Keeping Secrets: Anonymous Data Isn’t Always Anonymous
Data collection and analysis have enormous potential. Information collected from patients could be used to track the effects of health care reform and to improve any broken models. Genetic data combined with clinical outcomes data could help researchers link genetic variations to the risk of developing specific diseases or the outcomes of various different treatments.
These and other applications have researchers and statisticians excited, but they come at a substantial risk to privacy, since data can fall into the wrong hands. For example, one survey of doctor-patient data in the state of Washington suggested that information can find its way into a variety of hands, including insurance companies and even human resources departments. If patients could be identified, this information could influence hiring and firing decisions.

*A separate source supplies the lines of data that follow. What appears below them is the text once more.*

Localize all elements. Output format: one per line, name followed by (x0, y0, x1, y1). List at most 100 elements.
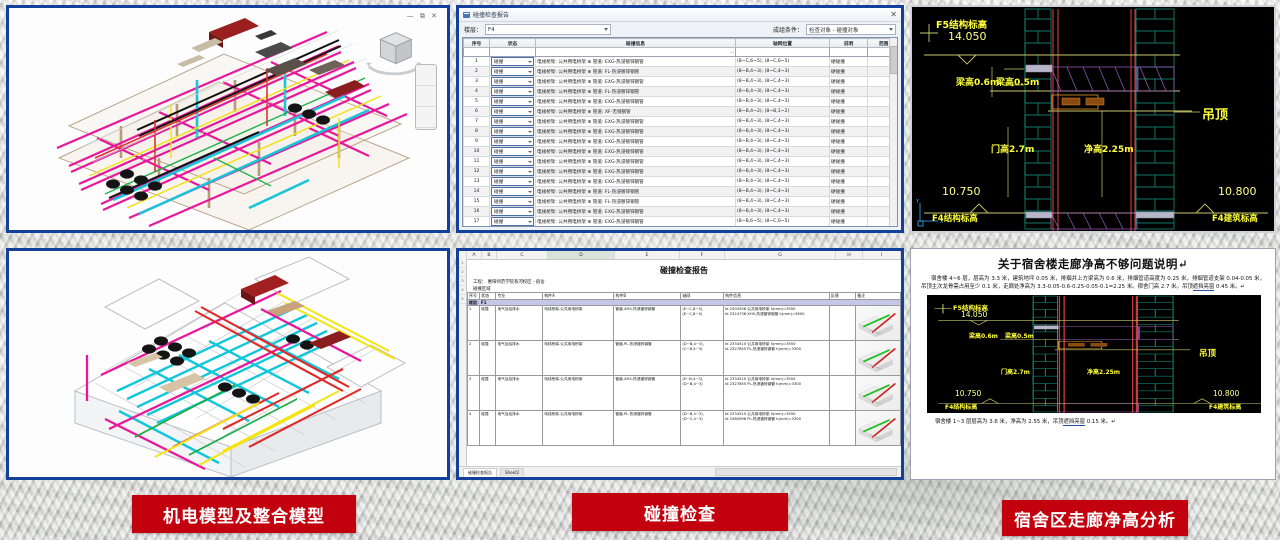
cell-detail[interactable]: Id 2334510 公共用电桥架 h(mm)=3550 Id 2380996 … (723, 410, 830, 446)
cell-state[interactable]: 碰撞 (490, 227, 536, 228)
state-dropdown[interactable]: 碰撞 (491, 147, 534, 156)
sheet-area[interactable]: 碰撞检查报告 工程： 惠阳师范学院系河校区 - 宿舍 碰撞区域 序号 状态 专业… (466, 259, 901, 467)
cell-state[interactable]: 碰撞 (489, 86, 536, 97)
col-H[interactable]: H (836, 251, 863, 259)
cell-no[interactable]: 10 (463, 146, 490, 157)
cell-state[interactable]: 碰撞 (489, 166, 536, 177)
cell-no[interactable]: 7 (463, 116, 490, 127)
cell-info[interactable]: 电线桥架: 公共用电桥架 ⊕ 管道: EXG-热浸镀锌钢管 (535, 176, 736, 187)
col-D[interactable]: D (548, 251, 615, 259)
cell-note[interactable]: 硬碰撞 (829, 116, 868, 127)
cell-grid[interactable]: (E~C,8~5),(E~C,8~5) (680, 305, 725, 341)
caption-dormitory-corridor-clear-height[interactable]: 宿舍区走廊净高分析 (1002, 500, 1188, 536)
table-row[interactable]: 3 碰撞 电线桥架: 公共用电桥架 ⊕ 管道: EXG-热浸镀锌钢管 (8~B,4~3… (463, 76, 897, 87)
filter-cell-2[interactable]: … (535, 47, 736, 57)
rcol-detail[interactable]: 构件信息 (723, 292, 830, 300)
cell-grid[interactable]: (8~B,4~3), (8~C,4~3) (735, 76, 830, 87)
cell-state[interactable]: 碰撞 (489, 56, 536, 67)
cell-grid[interactable]: (8~B,4~3), (8~C,4~3) (735, 126, 830, 137)
cell-component-b[interactable]: 管道-PL-热浸镀锌钢管 (613, 410, 682, 446)
table-row[interactable]: 10 碰撞 电线桥架: 公共用电桥架 ⊕ 管道: EXG-热浸镀锌钢管 (8~B,4~… (463, 146, 897, 157)
cell-no[interactable]: 4 (466, 410, 481, 446)
cell-grid[interactable]: (8~B,4~2), (8~B,1~2) (735, 106, 830, 117)
cell-grid[interactable]: (8~B,6~5), (8~C,6~5) (735, 216, 830, 226)
state-dropdown[interactable]: 碰撞 (491, 197, 534, 206)
cell-info[interactable]: 电线桥架: 公共用电桥架 ⊕ 管道: FL-热浸镀锌钢管 (535, 196, 736, 207)
table-row[interactable]: 9 碰撞 电线桥架: 公共用电桥架 ⊕ 管道: EXG-热浸镀锌钢管 (8~B,4~3… (463, 136, 897, 147)
table-row[interactable]: 1 碰撞 电气及给排水 电线桥架-公共用电桥架 管道-XHS-热浸镀锌钢管 (E~C,8~… (466, 305, 901, 341)
cell-no[interactable]: 15 (463, 196, 490, 207)
state-dropdown[interactable]: 碰撞 (491, 57, 534, 66)
filter-cell-1[interactable] (489, 47, 536, 57)
cell-feedback[interactable] (828, 305, 857, 341)
cell-grid[interactable]: (D~B,4~3),(C~B,4~3) (680, 340, 725, 376)
cell-note[interactable]: 硬碰撞 (829, 176, 868, 187)
col-C[interactable]: C (497, 251, 548, 259)
cell-grid[interactable]: (8~B,4~3), (8~C,4~3) (735, 156, 830, 167)
state-dropdown[interactable]: 碰撞 (491, 207, 534, 216)
clash-detection-dialog[interactable]: 碰撞检查报告 ✕ 楼层： F4 成组条件： 检查对象 - 碰撞对象 序号 状态 … (456, 5, 904, 233)
state-dropdown[interactable]: 碰撞 (491, 187, 534, 196)
cell-state[interactable]: 碰撞 (489, 146, 536, 157)
cell-no[interactable]: 17 (463, 216, 490, 226)
clash-grid-scrollbar[interactable] (889, 38, 897, 226)
cell-scope[interactable] (867, 216, 897, 226)
state-dropdown[interactable]: 碰撞 (491, 177, 534, 186)
group-condition-select[interactable]: 检查对象 - 碰撞对象 (806, 24, 896, 35)
cell-state[interactable]: 碰撞 (489, 66, 536, 77)
cell-state[interactable]: 碰撞 (489, 206, 536, 217)
cell-thumbnail[interactable] (855, 305, 901, 341)
cell-component-b[interactable]: 管道-PL-热浸镀锌钢管 (613, 340, 682, 376)
cell-note[interactable]: 硬碰撞 (829, 76, 868, 87)
cell-thumbnail[interactable] (855, 375, 901, 411)
row-num[interactable]: 4 (459, 286, 466, 295)
cell-thumbnail[interactable] (855, 410, 901, 446)
horizontal-scrollbar[interactable] (715, 468, 897, 476)
cell-detail[interactable]: Id 2334510 公共用电桥架 h(mm)=3550 Id 2327855 … (723, 340, 830, 376)
navigation-bar[interactable] (415, 64, 437, 130)
state-dropdown[interactable]: 碰撞 (491, 167, 534, 176)
col-F[interactable]: F (680, 251, 725, 259)
table-row[interactable]: 17 碰撞 电线桥架: 公共用电桥架 ⊕ 管道: EXG-热浸镀锌钢管 (8~B,6~… (463, 216, 897, 226)
cell-state[interactable]: 碰撞 (489, 216, 536, 226)
table-row[interactable]: 1 碰撞 电线桥架: 公共用电桥架 ⊕ 管道: EXG-热浸镀锌钢管 (8~C,6~5… (463, 56, 897, 67)
row-num[interactable]: 3 (459, 277, 466, 286)
cell-note[interactable]: 硬碰撞 (829, 86, 868, 97)
rcol-b[interactable]: 构件B (613, 292, 682, 300)
steering-wheel-icon[interactable] (416, 65, 436, 86)
filter-cell-0[interactable] (463, 47, 490, 57)
cell-state[interactable]: 碰撞 (479, 375, 497, 411)
table-row[interactable]: 12 碰撞 电线桥架: 公共用电桥架 ⊕ 管道: EXG-热浸镀锌钢管 (8~B,4~… (463, 166, 897, 177)
clash-report-spreadsheet[interactable]: A B C D E F G H I 1 2 3 4 5 碰撞检查报告 工程： 惠… (456, 248, 904, 480)
cell-info[interactable]: 电线桥架: 公共用电桥架 ⊕ 管道: EXG-热浸镀锌钢管 (535, 136, 736, 147)
revit-3d-canvas[interactable]: — ⧉ ✕ (9, 8, 447, 230)
window-controls[interactable]: — ⧉ ✕ (406, 12, 439, 20)
cell-info[interactable]: 电线桥架: 公共用电桥架 ⊕ 管道: EXG-热浸镀锌钢管 (535, 216, 736, 226)
cell-note[interactable]: 硬碰撞 (829, 56, 868, 67)
cell-state[interactable]: 碰撞 (479, 305, 497, 341)
row-num[interactable]: 5 (459, 295, 466, 304)
pan-icon[interactable] (416, 86, 436, 107)
cell-note[interactable]: 硬碰撞 (829, 146, 868, 157)
table-row[interactable]: 3 碰撞 电气及给排水 电线桥架-公共用电桥架 管道-XHS-热浸镀锌钢管 (E~B,4~… (466, 375, 901, 411)
col-I[interactable]: I (863, 251, 901, 259)
rcol-state[interactable]: 状态 (479, 292, 497, 300)
row-num[interactable]: 2 (459, 268, 466, 277)
rcol-a[interactable]: 构件A (542, 292, 615, 300)
cell-info[interactable]: 电线桥架: 公共用电桥架 ⊕ 管道: EXG-热浸镀锌钢管 (535, 116, 736, 127)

It is critical that sensitive information such as health care or legal data be stripped of all identifiers, so that individuals remain anonymous and the information cannot be used to discriminate against anyone. If such privacy cannot be maintained, individuals are unlikely to participate in data collection programs at all or restrictions could make such studies difficult.
In principle, stripping data identifiers seems pretty straightforward. Fields containing names, social security numbers, and similar tell-tale data can be easily removed from a database. In practice, however, it is often possible to reconstruct an individual’s identity by cross-referencing anonymized data to other databases that contain identifiers but no sensitive information.
The classic example of this problem occurred in 1997, when Latanya Sweeney, who was then a graduate student at MIT, found the medical records of Massachusetts Governor William Weld, who had collapsed during a public ceremony. She used Weld’s readily available zip code and birth date to scan the Massachusetts Group Insurance Commission (GIC) database for his records and confirmed the identity using voter-registration records from Cambridge, Massachusetts.
Some have cited this as an unusual example, given that it involved a high-profile public figure, which may not be generally repeatable. However, at the American Association for the Advancement of Science meeting in Chicago earlier this month, Sweeney, who is now a computer science professor at Harvard, submitted the results of another sting operation: This time, she purchased a $50 database from the state of Washington that included all hospitalization records for one year. The data included patient demographic information, diagnoses, the identity of the attending physicians, the hospital, and the method used to pay the bill. It had no patient names or addresses, but it included the zip code.
Sweeney then conducted a search of all news stories in the state that contained the word ‘hospitalized’ during the same period. With a little sleuthing, they found they could exactly match the information from an article to the database in 43 percent of the cases (they hired a reporter to confirm the identifications), essentially allowing them to place a name on an anomymized health record.
The results alarm some, but others at the session maintained that the identification required significant effort. It was generally agreed that it will never be possible to completely anonymize data, but much depends on the difficulty involved and the potential payoff. “In the real world, the payoffs can be made low enough that people don’t pursue re-identification,” suggested Daniel Barth-Jones, an infectious disease epidemiologist at Columbia University who utilizes anonymized data in his own research.
That is no doubt a reasonable goal, but research like Sweeney’s suggests that more refinement of current data practices and regulations may need to be made before there is a general comfort with anonymized data. If the general population is not comfortable with data gathering, then restrictions on use could hamstring the impact of big data.